Suara gorden yang dibuka paksa disusul oleh paparan cahaya matahari pagi membuat tidur Orion terganggu. Laki-laki itu lalu menggerakkan kepalanya agar dapat bersembunyi dari sengatan cahaya. Dia malas sekali untuk bangun pagi karena ini adalah weekend.
"Orion? Mama tahu kamu sudah bangun."
"Naaahhhh"
Orion mencoba kembali untuk tidur dengan membelakangi sinar matahari. Melihat laki-laki itu mencoba tidur kembali membuat Mama berjalan mendekati ranjang. Orion bisa merasakan dia duduk di tepi. Kemudian laki-laki itu merasakan selimutnya ditarik paksa.
Orion mengerang karena merasakan udara dingin secara tiba-tiba. Tanpa aba-aba, laki-laki itu merasa tergelitik di bagian leher dan punggung. Sebuah trik lama untuk memaksa seorang Rasi Orion bangun, dan sialnya cara itu selalu berhasil.
Laki-laki itu tertawa karena geli dan tubuhnya menggeliat sebagai respons. Tawa Orion masih menggema ketika Mama menangkup wajah laki-laki itu dan membersihkan kotoran di ujung matanya dengan tisu basah. Dia juga membersihkan area di sekitar mulut Orion yang terasa lengket akibat saliva miliknya sendiri.
"Peregangan sebentar ya?" Tanya Mama pada Orion. Laki-laki itu tidak merespon, dia akan tetap melakukannya walaupun Orion menolak. Mama mengambil tangan kanan milik Orion yang jari-jarinya selalu mengepal. Memijatnya dengan perlahan dan hati-hati.
"Kukunya sudah mulai panjang, sakit ngga?"
"Hhhnggghh." Orion merespon dengan suara parau. Oh, apakah laki-laki itu sudah mengatakan kalau dia tidak bisa bicara? Kalau belum, Orion akan memperkenalkan diri secara lebih detail.
Namanya adalah Rasi Orion. Ya, hanya 2 suku kata. Kata Mama, ketika hamil dia menyukai kisah legenda seorang pemburu bernama Orion yang dibunuh oleh kalajengking scorpio utusan Gaia karena membuatnya murka. Ah, ceritanya panjang sekali. Orion tak mengingatnya. Yang jelas rasi bintang Orion adalah rasi bintang tertua. Sama seperti Orion, yang merupakan anak pertama.
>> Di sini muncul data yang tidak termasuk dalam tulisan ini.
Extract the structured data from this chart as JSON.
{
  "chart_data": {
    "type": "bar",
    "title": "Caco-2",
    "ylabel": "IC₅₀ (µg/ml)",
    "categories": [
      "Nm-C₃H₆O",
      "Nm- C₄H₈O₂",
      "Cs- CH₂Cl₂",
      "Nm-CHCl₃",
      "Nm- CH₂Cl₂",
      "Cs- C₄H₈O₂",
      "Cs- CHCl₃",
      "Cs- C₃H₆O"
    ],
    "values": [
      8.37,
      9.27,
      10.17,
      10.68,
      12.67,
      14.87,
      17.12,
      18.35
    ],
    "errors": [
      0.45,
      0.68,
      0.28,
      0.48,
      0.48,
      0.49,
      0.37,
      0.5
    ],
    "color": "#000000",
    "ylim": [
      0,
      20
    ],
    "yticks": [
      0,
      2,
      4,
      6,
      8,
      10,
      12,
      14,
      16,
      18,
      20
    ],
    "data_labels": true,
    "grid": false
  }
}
Kembali ke pembahasan awal mengapa Orion tak bisa berbicara. Alasannya adalah karena laki-laki itu mengidap Quadriplegic Cerebral Palsy. Dimana kelainan ini menyebabkannya memiliki keterbatasan untuk mengontrol fungsi gerak pada seluruh tubuhnya, termasuk kontrol di bagian wajah.
Itulah mengapa Orion kesulitan untuk berbicara. Tapi laki-laki itu punya alat untuk membantunya berkomunikasi. Namanya Assistive and Alternative Communication (AAC) yang sayangnya hanya bisa dioperasikan bila dia duduk di kursi roda.
Ketika Orion sedang berbaring di ranjang atau sofa depan televisi, laki-laki itu hanya merespon pertanyaan dengan beberapa respon singkat seperti ya atau tidak. Yah, lagipula tak banyak orang yang bisa Orion ajak mengobrol. Hanya Mama dan adiknya saja. Papanya?
Entahlah. Sepanjang eksistensinya yang bisa Orion ingat, dia tak pernah melihat pria yang seharusnya dipanggil Papa itu. Mama menolak membicarakannya. Orion paham, membicarakan tentang Papa di hadapan wanita itu sama saja dengan menabur garam diatas luka yang terbuka.
"Orion? Hei. Buka matanya." Kata Mama lembut sambil menepuk pipi Orion. Laki-laki itu melenguh, kemudian mengalihkan pandangannya. Sinar matahari menyakiti mata laki-laki itu dan dia tidak menyukainya.
"Come on! Bangun. Adikmu sudah selesai jogging masa kamu belum bangun."
"Eummhh." Orion melenguh. Dia malas sekali hari ini. Tapi Mama tetap memaksanya untuk bangun pagi dengan menegakkan tubuh Orion kemudian mengusap wajah laki-laki itu dengan tisu basah. Orion tidak suka bau yang dihasilkan benda itu.
Kesadarannya masih setengah ketika Mama melucuti celana dan mengganti popoknya yang ternyata sudah penuh. Sedari tadi benda itu memang terasa berat, Orion jadi enggan tidur telentang dan memilih untuk tidur menyamping.